By John Leicester, AP
PARIS — Findings reported by The Associated Press that track and field officials contemplated hiding the full extent of Russian doping before the 2012 London Olympics are “most concerning” and warrant further investigation, the World Anti-Doping Agency said Wednesday.
The AP reported Tuesday that six years before the International Association of Athletics Federations (IAAF) banned Russia, the governing body knew of doping so out of control it feared Russian athletes could die from abusing blood-boosting drugs and transfusions, and officials considered collaborating with Russians to hide the extent of cheating before the London Games.
The findings came from internal IAAF documents the AP received from a person intimately involved in the IAAF’s anti-doping program. The person requested anonymity because he wasn’t allowed to release the documents.

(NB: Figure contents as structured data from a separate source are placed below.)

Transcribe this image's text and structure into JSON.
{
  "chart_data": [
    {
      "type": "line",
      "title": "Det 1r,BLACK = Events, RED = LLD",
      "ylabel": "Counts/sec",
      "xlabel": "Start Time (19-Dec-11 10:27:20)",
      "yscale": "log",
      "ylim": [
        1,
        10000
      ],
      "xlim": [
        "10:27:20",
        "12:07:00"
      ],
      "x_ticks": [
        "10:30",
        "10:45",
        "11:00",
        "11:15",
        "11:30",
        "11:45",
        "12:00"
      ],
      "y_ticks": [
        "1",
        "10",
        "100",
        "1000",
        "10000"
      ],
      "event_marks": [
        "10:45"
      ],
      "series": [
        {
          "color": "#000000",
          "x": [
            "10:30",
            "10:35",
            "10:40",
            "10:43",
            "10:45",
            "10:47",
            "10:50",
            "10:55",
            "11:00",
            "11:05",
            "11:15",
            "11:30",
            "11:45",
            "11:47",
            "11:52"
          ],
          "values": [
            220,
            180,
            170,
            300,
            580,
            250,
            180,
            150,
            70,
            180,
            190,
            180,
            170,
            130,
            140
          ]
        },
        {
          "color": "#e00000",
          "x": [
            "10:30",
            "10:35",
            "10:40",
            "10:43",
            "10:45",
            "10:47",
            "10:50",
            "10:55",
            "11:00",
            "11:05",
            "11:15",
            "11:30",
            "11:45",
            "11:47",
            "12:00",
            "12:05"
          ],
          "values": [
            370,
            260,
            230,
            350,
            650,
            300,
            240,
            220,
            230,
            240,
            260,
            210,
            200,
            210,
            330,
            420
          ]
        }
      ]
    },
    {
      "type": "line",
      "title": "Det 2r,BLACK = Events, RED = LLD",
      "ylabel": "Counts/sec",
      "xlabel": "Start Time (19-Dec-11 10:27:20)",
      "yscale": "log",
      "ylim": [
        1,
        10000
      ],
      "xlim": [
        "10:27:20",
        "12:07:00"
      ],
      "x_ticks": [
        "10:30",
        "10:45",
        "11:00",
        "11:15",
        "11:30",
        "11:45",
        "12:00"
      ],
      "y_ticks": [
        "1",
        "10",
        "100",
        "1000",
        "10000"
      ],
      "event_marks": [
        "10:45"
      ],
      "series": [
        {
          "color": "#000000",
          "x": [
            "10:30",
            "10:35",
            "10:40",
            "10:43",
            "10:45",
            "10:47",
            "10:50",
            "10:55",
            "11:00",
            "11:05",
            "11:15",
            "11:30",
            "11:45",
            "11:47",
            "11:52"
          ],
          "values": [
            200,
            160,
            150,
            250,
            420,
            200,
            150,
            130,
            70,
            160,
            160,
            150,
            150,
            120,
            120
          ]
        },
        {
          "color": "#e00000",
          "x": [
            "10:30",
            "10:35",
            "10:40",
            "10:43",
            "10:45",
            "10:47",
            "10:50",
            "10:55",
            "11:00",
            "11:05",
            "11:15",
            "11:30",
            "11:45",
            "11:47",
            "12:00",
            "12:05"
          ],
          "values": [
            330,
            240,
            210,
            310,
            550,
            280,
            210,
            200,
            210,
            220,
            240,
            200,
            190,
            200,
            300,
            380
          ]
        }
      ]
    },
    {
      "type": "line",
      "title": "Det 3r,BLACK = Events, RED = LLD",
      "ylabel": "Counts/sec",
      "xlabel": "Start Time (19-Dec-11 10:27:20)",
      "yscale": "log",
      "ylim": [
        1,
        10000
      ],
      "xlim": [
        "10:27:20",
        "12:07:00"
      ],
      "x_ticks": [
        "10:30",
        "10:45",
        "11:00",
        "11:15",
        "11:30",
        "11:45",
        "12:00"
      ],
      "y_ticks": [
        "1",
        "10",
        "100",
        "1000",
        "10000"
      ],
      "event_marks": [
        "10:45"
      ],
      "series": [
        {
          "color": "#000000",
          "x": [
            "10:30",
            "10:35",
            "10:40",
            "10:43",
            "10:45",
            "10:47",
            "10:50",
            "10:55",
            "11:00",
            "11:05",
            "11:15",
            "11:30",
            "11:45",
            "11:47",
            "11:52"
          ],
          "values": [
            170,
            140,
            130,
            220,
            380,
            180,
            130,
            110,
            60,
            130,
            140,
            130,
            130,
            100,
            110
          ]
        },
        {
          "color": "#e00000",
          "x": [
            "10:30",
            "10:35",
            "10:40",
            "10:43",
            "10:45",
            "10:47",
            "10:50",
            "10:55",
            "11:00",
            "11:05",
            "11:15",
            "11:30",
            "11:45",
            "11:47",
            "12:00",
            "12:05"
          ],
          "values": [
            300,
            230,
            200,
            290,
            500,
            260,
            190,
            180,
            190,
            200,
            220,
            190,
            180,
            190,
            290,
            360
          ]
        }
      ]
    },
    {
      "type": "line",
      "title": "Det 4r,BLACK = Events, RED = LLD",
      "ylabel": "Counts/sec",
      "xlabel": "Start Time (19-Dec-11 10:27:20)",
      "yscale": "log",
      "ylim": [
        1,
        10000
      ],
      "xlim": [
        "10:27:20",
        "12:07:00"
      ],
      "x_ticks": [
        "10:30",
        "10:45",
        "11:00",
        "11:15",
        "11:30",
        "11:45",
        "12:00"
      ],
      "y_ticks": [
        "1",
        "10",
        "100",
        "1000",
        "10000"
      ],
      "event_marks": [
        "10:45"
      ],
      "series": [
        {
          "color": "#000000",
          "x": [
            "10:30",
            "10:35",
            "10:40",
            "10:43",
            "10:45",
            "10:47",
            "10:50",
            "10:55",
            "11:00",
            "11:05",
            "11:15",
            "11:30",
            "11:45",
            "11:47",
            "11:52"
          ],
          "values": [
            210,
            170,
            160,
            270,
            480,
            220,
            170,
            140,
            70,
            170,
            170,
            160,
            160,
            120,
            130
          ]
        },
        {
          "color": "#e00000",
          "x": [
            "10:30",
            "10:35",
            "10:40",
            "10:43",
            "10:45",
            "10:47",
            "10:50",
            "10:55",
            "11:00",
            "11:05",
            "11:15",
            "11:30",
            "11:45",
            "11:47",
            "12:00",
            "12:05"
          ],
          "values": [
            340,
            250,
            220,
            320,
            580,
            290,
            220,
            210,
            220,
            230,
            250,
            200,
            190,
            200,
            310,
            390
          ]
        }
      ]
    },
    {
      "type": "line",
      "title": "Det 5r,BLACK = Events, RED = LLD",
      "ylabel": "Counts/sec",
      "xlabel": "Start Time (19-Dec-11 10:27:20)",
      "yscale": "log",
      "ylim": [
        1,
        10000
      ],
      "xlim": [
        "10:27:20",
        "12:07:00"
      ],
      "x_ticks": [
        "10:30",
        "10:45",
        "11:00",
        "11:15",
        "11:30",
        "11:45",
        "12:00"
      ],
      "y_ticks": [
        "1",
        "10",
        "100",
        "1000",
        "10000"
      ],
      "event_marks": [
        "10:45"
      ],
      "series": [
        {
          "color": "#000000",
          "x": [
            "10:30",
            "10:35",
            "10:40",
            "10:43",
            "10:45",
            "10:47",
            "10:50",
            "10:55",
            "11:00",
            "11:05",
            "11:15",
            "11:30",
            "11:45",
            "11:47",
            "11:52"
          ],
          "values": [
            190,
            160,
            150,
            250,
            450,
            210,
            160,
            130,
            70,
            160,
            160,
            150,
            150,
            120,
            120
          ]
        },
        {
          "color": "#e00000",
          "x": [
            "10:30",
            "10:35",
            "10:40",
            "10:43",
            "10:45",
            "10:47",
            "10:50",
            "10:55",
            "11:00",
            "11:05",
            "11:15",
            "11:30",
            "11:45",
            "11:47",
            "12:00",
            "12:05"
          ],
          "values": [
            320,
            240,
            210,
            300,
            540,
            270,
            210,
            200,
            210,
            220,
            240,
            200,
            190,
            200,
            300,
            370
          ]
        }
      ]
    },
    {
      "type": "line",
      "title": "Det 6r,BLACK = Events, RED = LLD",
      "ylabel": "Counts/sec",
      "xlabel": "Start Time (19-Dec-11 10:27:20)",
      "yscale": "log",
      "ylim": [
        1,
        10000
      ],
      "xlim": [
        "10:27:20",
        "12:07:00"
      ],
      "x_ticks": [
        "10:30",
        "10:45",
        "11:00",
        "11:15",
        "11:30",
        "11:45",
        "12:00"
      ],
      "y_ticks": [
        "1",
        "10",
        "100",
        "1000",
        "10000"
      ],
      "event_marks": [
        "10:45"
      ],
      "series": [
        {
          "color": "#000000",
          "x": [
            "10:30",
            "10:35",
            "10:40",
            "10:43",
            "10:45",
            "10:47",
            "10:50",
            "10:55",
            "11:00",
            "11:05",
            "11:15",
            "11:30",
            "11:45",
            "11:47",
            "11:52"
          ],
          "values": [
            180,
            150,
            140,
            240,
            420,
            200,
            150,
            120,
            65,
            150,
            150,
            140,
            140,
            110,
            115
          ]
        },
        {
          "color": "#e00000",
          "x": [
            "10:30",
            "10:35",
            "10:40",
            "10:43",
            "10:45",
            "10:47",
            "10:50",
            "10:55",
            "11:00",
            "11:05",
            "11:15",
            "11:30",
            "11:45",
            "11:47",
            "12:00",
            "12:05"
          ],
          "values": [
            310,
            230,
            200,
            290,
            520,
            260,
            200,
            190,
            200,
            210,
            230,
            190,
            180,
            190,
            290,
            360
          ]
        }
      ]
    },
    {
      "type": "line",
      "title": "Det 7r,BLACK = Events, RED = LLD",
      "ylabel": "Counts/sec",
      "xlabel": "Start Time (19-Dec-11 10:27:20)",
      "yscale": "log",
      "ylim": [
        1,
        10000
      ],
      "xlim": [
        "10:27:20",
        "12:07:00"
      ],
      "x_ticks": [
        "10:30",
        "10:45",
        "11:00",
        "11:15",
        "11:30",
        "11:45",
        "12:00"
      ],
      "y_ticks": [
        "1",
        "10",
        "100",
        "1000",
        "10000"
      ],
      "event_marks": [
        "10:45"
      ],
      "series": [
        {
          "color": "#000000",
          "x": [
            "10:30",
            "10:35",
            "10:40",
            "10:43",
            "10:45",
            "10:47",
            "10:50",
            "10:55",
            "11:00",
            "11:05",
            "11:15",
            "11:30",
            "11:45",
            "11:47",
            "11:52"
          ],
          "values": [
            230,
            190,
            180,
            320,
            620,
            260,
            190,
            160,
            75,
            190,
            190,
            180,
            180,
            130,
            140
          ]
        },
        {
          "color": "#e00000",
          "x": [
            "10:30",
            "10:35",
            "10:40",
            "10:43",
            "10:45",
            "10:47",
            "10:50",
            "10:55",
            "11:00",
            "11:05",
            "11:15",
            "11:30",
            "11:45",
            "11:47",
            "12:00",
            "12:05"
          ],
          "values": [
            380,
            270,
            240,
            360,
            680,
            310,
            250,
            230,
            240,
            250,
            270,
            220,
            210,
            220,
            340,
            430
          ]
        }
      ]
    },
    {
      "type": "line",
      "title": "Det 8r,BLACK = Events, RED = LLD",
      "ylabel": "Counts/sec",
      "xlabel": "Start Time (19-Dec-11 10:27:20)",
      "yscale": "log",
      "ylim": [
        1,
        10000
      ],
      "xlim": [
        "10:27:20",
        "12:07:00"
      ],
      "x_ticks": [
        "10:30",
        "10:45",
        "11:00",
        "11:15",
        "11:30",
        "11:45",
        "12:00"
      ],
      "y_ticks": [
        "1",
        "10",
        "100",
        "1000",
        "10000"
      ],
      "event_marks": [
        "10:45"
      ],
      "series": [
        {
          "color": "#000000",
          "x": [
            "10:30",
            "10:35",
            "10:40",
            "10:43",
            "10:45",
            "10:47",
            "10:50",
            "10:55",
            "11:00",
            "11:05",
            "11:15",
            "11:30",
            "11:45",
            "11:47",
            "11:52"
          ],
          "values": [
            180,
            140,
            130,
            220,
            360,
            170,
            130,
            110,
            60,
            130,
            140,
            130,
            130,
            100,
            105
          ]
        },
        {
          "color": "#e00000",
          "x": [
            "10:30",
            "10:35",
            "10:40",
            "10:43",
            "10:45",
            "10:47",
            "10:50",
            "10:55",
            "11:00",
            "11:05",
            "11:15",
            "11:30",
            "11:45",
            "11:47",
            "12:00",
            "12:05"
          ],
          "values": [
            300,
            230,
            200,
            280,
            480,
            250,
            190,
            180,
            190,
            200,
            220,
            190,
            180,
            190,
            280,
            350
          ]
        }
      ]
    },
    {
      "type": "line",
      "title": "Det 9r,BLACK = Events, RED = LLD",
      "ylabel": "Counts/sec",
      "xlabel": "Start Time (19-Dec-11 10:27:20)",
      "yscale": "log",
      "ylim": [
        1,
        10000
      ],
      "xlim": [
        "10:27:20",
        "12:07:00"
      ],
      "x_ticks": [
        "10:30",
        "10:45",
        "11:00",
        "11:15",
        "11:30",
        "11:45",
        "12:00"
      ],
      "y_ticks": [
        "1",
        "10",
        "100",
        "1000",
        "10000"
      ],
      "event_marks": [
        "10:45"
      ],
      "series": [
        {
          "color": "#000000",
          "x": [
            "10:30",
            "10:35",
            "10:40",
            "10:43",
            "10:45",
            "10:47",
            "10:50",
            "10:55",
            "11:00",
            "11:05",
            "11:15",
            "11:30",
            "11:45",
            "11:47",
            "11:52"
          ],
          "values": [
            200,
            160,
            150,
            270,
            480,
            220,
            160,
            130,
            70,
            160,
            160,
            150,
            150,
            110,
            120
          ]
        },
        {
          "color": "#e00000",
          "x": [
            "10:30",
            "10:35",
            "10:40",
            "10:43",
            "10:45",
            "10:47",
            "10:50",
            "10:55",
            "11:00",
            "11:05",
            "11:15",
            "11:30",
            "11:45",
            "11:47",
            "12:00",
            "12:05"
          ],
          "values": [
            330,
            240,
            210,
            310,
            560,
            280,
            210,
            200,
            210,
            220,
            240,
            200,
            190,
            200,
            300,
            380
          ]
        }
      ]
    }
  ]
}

Two internal IAAF papers before the London Olympics proposed not publishing doping sanctions for lesser-known Russians. That would have violated WADA rules and the notes themselves specified that the proposed non-disclosure would be contrary to usual IAAF practice. The IAAF confirmed the authenticity of the documents but said the proposed hush-up of Russian bans was never carried out.
WADA said its commission that is investigating Russian doping and cover-ups should investigate the findings, if it hasn’t already.
A second volume of findings from the WADA probe is due to be released Thursday. Its first report last November pointed to Russian government complicity in widespread, systematic doping, leading the IAAF to suspend Russia’s track and field athletes from international competition.
Athletes reacted with disgust at the new AP findings that IAAF blood tests as far back as 2009 were already providing shocking insight into the scale and gravity of Russian doping. The findings raised new questions about why the organization waited six years before suspending Russia, which could see its athletes miss the Olympics in Rio de Janeiro in August.
“It’s very disappointing,” Australian race walker Jared Tallent said Wednesday in an AP phone interview. “They knew Russia had massive problems back in 2009. Action should have been taken a lot sooner.”